Saturday, June 11, 2005
The Pembroke Public Library
As the crow flies, Pembroke, Giles County, Virginia is about seven miles from West Virginia. If you've never been there, it's no surprise. Pembroke doesn't even get a dot on most maps, it's so small and so far removed from the world. And, like the rest of Appalachia, the people there make do ... because nobody is going to make do for them.
Pictured above is the Pembroke Public Library. I'd take you on a guided pictorial tour of the stacks inside but the library is closed on Fridays (I was there yesterday) and I wasn't able to get inside. My guess is the town is working with a rather tight budget. Can you tell?
I took this picture not to poke fun at my neighbors but to make two points that I think are worth making.
First, and most important, there is a public library in tiny Pembroke, Virginia. It may not look like much, but, by God, they've got a library for the inhabitants there.
A library connotes a desire on the part of (many?) locals to gain knowledge, which implies their collective desire to achieve. To prosper. To make for their children a life better than the one provided them by their ancestors. The American Dream.
This little library - in need of repair and another coat of white paint (how many layers of paint are lathered on those clapboards already?) - signifies to the local populace and to the outside world that Pembroke's young people are every bit as important as the offspring of the rich down in Palm Beach and those on the upper west side of Manhattan. The road to success may be a whole lot longer and more treacherous - figuratively and literally - (try driving Route 460 out of Pembroke through the mountains toward The Narrows in a driving snow storm) but the Pembroke Public Library is clear and convincing evidence that the road to success runs right through Giles County, Virginia.
It is an unfortunate fact of life that, in order for young people around here to succeed, they'll eventually need to pack their bags and move up north, like so many other area residents around here have done. There is little opportunity for them in Southwest Virginia and it's been decided by our political leadership that Giles and Wythe and Pulaski and Tazewell and Bland and Washington and Smyth Counties are to become nothing more than a scenic tourist attraction and the natives to be entertainers made up in blackface, strumming banjos, and singing Old Black Joe for the tourists' amusement.
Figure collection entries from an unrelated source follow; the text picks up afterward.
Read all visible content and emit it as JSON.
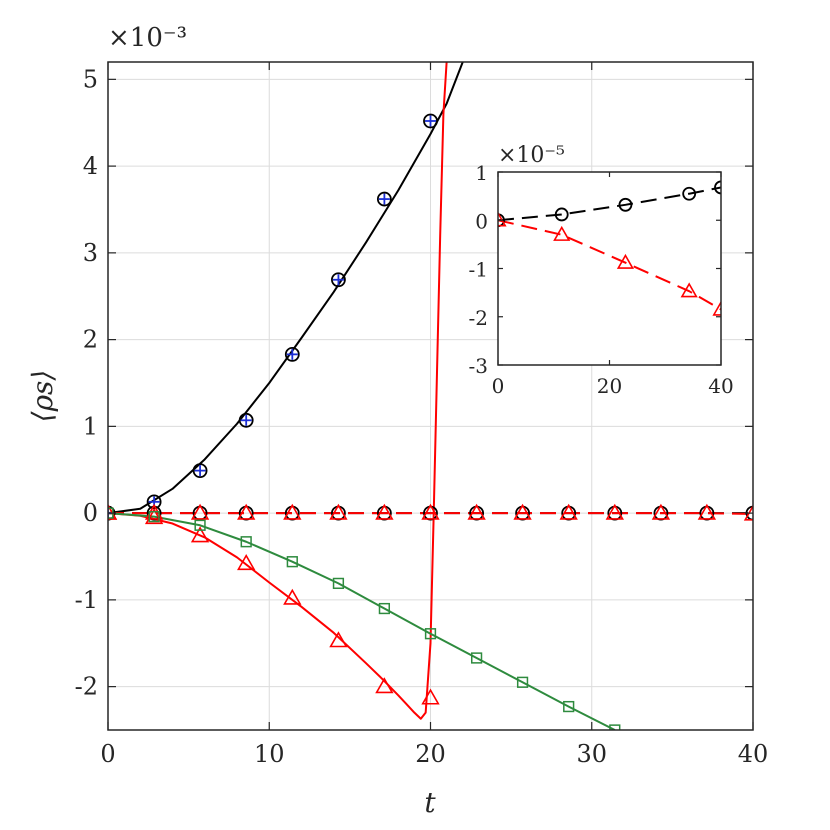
{
  "chart_data": [
    {
      "type": "line",
      "title": "",
      "xlabel": "t",
      "ylabel": "⟨ρs⟩",
      "xlim": [
        0,
        40
      ],
      "ylim": [
        -2.5,
        5.2
      ],
      "y_multiplier": "×10⁻³",
      "grid": true,
      "xticks": [
        "0",
        "10",
        "20",
        "30",
        "40"
      ],
      "yticks": [
        "-2",
        "-1",
        "0",
        "1",
        "2",
        "3",
        "4",
        "5"
      ],
      "series": [
        {
          "color": "#000000",
          "line": "solid",
          "x": [
            0,
            2,
            4,
            6,
            8,
            10,
            12,
            14,
            16,
            18,
            20,
            21,
            22
          ],
          "y": [
            0,
            0.05,
            0.28,
            0.62,
            1.03,
            1.5,
            2.02,
            2.55,
            3.12,
            3.72,
            4.37,
            4.72,
            5.2
          ]
        },
        {
          "color": "#000000",
          "marker": "circle-plus",
          "marker_color": "#1c2fd6",
          "x": [
            0,
            2.86,
            5.71,
            8.57,
            11.43,
            14.29,
            17.14,
            20
          ],
          "y": [
            0,
            0.13,
            0.49,
            1.07,
            1.83,
            2.69,
            3.62,
            4.52
          ]
        },
        {
          "color": "#000000",
          "line": "dashed",
          "marker": "circle",
          "x": [
            0,
            2.86,
            5.71,
            8.57,
            11.43,
            14.29,
            17.14,
            20,
            22.86,
            25.71,
            28.57,
            31.43,
            34.29,
            37.14,
            40
          ],
          "y": [
            0,
            0,
            0,
            0,
            0,
            0,
            0,
            0,
            0,
            0,
            0,
            0,
            0,
            0,
            0
          ]
        },
        {
          "color": "#ff0000",
          "line": "dashed",
          "marker": "triangle",
          "x": [
            0,
            2.86,
            5.71,
            8.57,
            11.43,
            14.29,
            17.14,
            20,
            22.86,
            25.71,
            28.57,
            31.43,
            34.29,
            37.14,
            40
          ],
          "y": [
            0,
            0,
            0,
            0,
            0,
            0,
            0,
            0,
            0,
            0,
            0,
            0,
            0,
            0,
            -0.01
          ]
        },
        {
          "color": "#ff0000",
          "line": "solid",
          "x": [
            0,
            2,
            4,
            6,
            8,
            10,
            12,
            14,
            16,
            17,
            18,
            18.5,
            19,
            19.4,
            19.7,
            20,
            20.2,
            20.4,
            20.6,
            20.8,
            21
          ],
          "y": [
            0,
            -0.03,
            -0.12,
            -0.28,
            -0.51,
            -0.8,
            -1.08,
            -1.38,
            -1.73,
            -1.91,
            -2.1,
            -2.2,
            -2.3,
            -2.37,
            -2.3,
            -1.5,
            0,
            1.6,
            3.2,
            4.6,
            5.2
          ]
        },
        {
          "color": "#ff0000",
          "marker": "triangle",
          "x": [
            0,
            2.86,
            5.71,
            8.57,
            11.43,
            14.29,
            17.14,
            20
          ],
          "y": [
            0,
            -0.05,
            -0.26,
            -0.58,
            -0.98,
            -1.47,
            -2.0,
            -2.13
          ]
        },
        {
          "color": "#2e8b3e",
          "line": "solid",
          "marker": "square",
          "x": [
            0,
            2.86,
            5.71,
            8.57,
            11.43,
            14.29,
            17.14,
            20,
            22.86,
            25.71,
            28.57,
            31.43
          ],
          "y": [
            0,
            -0.04,
            -0.14,
            -0.33,
            -0.56,
            -0.81,
            -1.1,
            -1.39,
            -1.67,
            -1.95,
            -2.23,
            -2.5
          ]
        }
      ]
    },
    {
      "type": "line",
      "title": "",
      "xlim": [
        0,
        40
      ],
      "ylim": [
        -3,
        1
      ],
      "y_multiplier": "×10⁻⁵",
      "grid": false,
      "xticks": [
        "0",
        "20",
        "40"
      ],
      "yticks": [
        "-3",
        "-2",
        "-1",
        "0",
        "1"
      ],
      "series": [
        {
          "color": "#000000",
          "line": "dashed",
          "marker": "circle",
          "x": [
            0,
            11.43,
            22.86,
            34.29,
            40
          ],
          "y": [
            0,
            0.12,
            0.32,
            0.55,
            0.68
          ]
        },
        {
          "color": "#ff0000",
          "line": "dashed",
          "marker": "triangle",
          "x": [
            0,
            11.43,
            22.86,
            34.29,
            40
          ],
          "y": [
            0,
            -0.3,
            -0.88,
            -1.47,
            -1.85
          ]
        }
      ]
    }
  ]
}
Even Roanoke to the east offers little chance for success these days. (If you're going to click on this link, you'll need to scroll down to find Roanoke's ranking of 181st out of America's 200 largest metropolitan areas in terms of job creation and potential for economic growth, just ahead of Detroit.)
So it is that the children of Pembroke make their way to this library - one hopes - and learn. Learn to succeed. While on my journey over that way yesterday, I met a young man who was holding down a summer job, sweating in the noonday sun but not seeming to mind it. He's actually from a small town over on the West Virginia side and commutes to Pearisburg each day. He's a college student at West Virginia University way up in Morgantown. He had the demeanor of one who knows where he's headed. And its not back to southern West Virginia. He'll be moving on ... and moving up. Good luck to him.
My second point has less to do with the library itself and more to do with libraries in general and the state of technological advancement in the world today. Did you know that all the printed information currently being warehoused in the Library of Congress (10 terabytes) can be stored in Pembroke's tiny library? I guess in this regard, the people of Pembroke are ahead of their time. They knew it wasn't necessary to build a massive structure (pictured is the Library of Congress) to house hundreds of thousands of dead trees. They need only enough space to mount a Broadberry Data Systems 10 terabyte server and they're in business. How cool will it be when a resident of Pembroke can pull up to their library's drive-up window, order a copy of Victor Hugo's Les Misérables, or a copy of the Budget of the United States Government, or today's edition of the Deutsche Allgemeine Zeitung, be handed a disposable CD, and drive off to work?
Life in these United States. Wonders to behold.